I weighed myself this morning, and it wasn’t pretty. The number on the scale said 204.2. I haven’t weighed over 200 pounds since I was pregnant with Charlotte over 3 years ago. I had a few thoughts after seeing this number:
Thought 1: “I can’t believe this. I feel disgusting.
Thought 2: “I have to change this.”
This is not new territory for me. My weight has been on a steady increase for the past year. In the back of my mind, however, I thought that things would turn around. I thought these extra pounds were just some sort of wacky fluke, as if by thinking that I could absolve myself of all responsibility. But the fault is all mine. I made the choices that led to weight gain. I chose to eat unhealthy foods. I chose to feel sorry for myself and wallow in self-pity. I chose to ignore the warning signs and kept heading down a path I knew would only lead to seeing 200 pounds on the scale again.
But I’m through with all of that. No more feeling sorry for myself. No more making excuses. No more eating junk and hoping it won’t negatively effect me. I have treated myself poorly and set a bad example for my daughter long enough.
I am hitting the reset button. I am going back to the basics. Here’s the plan:
- I am counting my calories on SparkPeople.
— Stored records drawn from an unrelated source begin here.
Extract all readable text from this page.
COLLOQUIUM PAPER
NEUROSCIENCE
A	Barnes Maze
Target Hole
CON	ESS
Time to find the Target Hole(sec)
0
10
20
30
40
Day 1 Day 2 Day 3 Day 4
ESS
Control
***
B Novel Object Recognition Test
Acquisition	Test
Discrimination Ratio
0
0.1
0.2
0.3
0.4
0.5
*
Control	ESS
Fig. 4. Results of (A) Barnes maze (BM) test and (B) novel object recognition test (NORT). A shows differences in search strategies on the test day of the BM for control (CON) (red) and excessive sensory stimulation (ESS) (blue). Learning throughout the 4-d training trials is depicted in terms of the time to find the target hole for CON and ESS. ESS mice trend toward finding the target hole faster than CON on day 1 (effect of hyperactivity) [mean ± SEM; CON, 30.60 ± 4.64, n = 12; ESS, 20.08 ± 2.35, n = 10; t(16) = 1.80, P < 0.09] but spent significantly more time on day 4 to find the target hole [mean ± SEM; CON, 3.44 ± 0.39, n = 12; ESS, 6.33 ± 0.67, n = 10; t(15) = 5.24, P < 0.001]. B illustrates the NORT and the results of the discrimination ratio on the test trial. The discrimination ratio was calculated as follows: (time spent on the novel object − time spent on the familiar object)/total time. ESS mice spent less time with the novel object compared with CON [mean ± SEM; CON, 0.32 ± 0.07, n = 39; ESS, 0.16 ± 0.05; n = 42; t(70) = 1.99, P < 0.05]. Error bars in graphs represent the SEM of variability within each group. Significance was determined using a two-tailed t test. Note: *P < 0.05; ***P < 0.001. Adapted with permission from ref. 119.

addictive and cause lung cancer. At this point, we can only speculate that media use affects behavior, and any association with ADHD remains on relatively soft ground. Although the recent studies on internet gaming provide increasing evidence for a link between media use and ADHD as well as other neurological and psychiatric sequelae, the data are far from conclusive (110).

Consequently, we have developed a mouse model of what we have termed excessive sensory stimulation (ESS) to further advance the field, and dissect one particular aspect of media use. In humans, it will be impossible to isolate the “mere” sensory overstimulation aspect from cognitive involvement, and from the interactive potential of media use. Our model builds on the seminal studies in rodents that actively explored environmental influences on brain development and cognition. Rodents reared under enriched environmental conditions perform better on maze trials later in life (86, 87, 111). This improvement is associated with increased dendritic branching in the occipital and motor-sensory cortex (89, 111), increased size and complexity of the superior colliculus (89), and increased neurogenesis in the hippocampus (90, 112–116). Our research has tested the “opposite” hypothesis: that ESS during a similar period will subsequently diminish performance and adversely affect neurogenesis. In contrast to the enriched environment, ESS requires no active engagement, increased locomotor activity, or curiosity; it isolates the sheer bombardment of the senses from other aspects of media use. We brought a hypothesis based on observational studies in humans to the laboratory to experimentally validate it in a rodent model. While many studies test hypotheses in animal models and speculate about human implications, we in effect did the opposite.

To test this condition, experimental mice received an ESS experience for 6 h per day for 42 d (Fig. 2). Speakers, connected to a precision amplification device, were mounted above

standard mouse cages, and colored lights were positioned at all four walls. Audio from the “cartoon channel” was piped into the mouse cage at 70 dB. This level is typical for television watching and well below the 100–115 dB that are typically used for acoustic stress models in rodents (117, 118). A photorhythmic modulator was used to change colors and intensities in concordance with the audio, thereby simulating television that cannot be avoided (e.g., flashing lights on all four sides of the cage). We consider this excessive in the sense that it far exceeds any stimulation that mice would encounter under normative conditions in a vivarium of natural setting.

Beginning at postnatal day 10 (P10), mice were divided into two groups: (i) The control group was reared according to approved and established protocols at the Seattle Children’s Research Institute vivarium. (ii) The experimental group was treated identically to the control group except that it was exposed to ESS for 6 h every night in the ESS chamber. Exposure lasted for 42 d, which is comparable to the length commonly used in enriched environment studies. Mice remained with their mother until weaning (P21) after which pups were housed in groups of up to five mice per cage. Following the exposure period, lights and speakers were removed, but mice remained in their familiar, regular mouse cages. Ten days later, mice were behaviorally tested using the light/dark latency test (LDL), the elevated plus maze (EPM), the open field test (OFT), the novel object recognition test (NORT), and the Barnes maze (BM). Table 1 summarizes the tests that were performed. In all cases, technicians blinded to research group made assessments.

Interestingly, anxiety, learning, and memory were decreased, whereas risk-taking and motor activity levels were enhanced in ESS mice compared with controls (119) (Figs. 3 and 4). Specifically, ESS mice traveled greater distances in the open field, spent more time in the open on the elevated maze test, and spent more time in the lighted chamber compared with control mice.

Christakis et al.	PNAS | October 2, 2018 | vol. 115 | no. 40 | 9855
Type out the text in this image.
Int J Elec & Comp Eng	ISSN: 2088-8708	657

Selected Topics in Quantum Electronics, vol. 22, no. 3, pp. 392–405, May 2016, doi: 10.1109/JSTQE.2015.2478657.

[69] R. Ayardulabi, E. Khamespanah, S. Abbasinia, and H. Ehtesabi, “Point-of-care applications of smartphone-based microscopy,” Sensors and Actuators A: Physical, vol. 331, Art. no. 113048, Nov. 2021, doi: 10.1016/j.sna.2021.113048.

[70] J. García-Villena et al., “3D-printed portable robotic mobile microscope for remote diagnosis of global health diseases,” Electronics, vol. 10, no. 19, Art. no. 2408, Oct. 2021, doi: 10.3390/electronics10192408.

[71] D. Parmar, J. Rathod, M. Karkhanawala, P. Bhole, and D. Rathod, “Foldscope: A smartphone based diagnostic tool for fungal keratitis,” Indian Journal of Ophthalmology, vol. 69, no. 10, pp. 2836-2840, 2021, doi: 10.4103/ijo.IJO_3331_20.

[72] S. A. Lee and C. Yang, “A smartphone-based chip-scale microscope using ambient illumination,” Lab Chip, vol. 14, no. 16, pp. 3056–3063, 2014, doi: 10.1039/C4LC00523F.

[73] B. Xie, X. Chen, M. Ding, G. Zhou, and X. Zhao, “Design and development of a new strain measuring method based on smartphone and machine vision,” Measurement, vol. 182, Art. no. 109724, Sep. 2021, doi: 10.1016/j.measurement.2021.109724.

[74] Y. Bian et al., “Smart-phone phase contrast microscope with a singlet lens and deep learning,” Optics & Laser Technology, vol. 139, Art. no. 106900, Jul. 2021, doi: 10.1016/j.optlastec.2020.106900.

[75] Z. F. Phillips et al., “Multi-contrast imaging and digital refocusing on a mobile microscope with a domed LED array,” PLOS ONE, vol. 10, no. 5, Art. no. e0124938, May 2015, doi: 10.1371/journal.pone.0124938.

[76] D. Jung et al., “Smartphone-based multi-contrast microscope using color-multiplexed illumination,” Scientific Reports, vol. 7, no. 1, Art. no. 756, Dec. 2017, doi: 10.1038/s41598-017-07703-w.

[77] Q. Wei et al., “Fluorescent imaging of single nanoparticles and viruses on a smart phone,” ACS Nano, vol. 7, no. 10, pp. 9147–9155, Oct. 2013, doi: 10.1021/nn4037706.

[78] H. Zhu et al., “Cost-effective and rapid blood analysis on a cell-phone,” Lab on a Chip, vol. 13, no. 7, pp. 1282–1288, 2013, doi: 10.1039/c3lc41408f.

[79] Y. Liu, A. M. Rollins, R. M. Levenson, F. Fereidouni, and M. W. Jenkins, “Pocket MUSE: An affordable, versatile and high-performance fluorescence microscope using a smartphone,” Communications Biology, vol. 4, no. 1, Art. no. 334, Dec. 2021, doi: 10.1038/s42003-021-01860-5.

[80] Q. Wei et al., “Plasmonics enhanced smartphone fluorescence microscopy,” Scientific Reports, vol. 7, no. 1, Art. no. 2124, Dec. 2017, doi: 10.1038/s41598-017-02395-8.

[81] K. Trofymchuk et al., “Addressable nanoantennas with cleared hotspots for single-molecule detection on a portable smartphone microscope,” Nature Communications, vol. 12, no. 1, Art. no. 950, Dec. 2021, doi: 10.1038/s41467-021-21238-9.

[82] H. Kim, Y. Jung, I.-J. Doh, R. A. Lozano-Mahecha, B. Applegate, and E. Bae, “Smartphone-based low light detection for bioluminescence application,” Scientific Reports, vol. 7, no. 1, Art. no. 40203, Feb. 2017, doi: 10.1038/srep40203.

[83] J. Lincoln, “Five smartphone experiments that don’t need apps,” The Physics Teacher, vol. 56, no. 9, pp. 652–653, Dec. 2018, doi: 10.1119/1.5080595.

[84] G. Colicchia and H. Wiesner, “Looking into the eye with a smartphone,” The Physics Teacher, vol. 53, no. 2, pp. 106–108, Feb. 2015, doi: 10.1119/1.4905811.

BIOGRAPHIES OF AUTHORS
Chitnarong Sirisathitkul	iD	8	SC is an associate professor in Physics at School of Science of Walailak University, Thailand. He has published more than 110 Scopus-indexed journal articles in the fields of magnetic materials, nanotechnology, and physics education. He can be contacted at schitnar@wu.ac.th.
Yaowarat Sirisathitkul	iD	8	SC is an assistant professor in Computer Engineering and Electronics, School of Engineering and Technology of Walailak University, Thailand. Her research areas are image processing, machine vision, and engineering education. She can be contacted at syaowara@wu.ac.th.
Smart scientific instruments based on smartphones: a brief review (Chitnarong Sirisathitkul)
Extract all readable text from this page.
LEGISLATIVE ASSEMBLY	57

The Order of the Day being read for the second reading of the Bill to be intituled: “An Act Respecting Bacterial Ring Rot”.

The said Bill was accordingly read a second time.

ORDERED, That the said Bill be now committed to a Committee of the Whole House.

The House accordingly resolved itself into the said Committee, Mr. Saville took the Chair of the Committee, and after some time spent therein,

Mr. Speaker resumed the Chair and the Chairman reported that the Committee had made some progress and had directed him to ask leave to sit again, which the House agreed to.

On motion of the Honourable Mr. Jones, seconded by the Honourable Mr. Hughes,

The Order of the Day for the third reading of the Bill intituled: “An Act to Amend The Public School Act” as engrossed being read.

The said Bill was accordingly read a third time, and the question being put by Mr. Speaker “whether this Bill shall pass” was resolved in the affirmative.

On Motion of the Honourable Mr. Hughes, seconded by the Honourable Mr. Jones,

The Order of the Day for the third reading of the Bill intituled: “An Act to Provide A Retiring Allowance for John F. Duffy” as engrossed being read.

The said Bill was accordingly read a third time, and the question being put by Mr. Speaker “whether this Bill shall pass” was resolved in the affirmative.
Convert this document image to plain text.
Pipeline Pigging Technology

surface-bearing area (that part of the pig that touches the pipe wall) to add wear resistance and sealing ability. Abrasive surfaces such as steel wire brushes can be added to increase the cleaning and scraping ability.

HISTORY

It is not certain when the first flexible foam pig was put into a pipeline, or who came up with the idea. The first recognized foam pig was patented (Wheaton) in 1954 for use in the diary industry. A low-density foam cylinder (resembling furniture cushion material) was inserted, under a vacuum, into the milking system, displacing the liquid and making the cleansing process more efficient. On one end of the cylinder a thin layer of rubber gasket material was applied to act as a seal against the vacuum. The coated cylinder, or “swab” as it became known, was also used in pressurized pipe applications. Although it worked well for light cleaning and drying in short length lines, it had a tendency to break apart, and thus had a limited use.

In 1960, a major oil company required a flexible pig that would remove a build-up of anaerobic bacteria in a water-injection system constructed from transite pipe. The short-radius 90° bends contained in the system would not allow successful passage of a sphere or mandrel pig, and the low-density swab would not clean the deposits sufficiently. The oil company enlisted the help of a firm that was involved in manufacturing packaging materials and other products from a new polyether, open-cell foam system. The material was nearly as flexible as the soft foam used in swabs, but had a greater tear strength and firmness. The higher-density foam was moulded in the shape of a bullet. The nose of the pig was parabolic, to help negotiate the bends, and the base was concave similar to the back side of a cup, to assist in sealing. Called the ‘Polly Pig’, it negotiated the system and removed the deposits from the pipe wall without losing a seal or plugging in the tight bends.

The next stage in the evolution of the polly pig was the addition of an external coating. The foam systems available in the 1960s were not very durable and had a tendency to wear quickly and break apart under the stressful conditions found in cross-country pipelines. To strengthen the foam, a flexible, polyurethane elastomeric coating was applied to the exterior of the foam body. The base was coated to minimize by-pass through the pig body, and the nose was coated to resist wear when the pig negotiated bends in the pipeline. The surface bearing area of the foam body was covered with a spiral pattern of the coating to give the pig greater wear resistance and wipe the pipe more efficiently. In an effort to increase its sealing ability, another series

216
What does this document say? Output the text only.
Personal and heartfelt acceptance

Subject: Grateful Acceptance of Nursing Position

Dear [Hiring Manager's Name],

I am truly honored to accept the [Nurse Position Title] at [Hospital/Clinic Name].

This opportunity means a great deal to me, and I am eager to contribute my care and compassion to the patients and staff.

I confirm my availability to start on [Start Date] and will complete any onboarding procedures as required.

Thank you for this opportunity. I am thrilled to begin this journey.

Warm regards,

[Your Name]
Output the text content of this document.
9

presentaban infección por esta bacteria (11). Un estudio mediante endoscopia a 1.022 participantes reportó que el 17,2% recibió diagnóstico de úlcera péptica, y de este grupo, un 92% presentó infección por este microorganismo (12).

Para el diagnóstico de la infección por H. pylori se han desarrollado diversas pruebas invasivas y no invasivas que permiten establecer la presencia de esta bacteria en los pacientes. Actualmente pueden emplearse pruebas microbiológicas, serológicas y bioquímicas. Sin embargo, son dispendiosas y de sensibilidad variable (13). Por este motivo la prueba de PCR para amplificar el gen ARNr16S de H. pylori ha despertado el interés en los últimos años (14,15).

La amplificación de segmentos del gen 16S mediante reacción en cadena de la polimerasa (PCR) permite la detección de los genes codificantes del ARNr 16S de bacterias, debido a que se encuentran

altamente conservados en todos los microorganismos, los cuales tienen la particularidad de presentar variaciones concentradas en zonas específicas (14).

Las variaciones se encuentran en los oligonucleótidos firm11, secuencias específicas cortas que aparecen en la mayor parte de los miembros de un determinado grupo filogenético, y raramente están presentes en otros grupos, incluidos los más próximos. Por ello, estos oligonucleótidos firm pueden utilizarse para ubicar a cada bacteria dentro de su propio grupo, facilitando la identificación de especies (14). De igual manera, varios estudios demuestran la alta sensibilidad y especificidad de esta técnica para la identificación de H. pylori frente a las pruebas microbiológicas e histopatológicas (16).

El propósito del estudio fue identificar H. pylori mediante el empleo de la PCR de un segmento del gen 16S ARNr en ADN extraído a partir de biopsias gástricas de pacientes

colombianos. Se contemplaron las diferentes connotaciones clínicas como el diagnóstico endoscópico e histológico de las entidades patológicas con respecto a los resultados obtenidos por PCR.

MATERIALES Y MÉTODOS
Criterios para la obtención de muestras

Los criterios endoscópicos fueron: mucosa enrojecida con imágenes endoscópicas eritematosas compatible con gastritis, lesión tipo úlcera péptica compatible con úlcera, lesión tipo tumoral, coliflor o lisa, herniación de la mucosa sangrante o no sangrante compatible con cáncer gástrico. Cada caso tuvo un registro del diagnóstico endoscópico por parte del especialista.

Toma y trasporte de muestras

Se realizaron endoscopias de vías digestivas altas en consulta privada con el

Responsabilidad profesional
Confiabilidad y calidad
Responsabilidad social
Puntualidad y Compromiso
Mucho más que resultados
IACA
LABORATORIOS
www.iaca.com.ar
- I am limiting sweets to fewer than 200 calories a day.
- I am not going to keep any soda (diet or regular) in the house.
- I will not eat out of boredom or after 8:00 p.m.
- I will exercise at least 3 times a week.
These things work. I know because they worked for me before. Despite the fact that I have this little voice in my head that says that I will never get back into the 160s again, that I am just destined to be a fat girl, I have to believe that I can do this. I have my own past experience to prove it.
I can do this. I can do this. I WILL do this.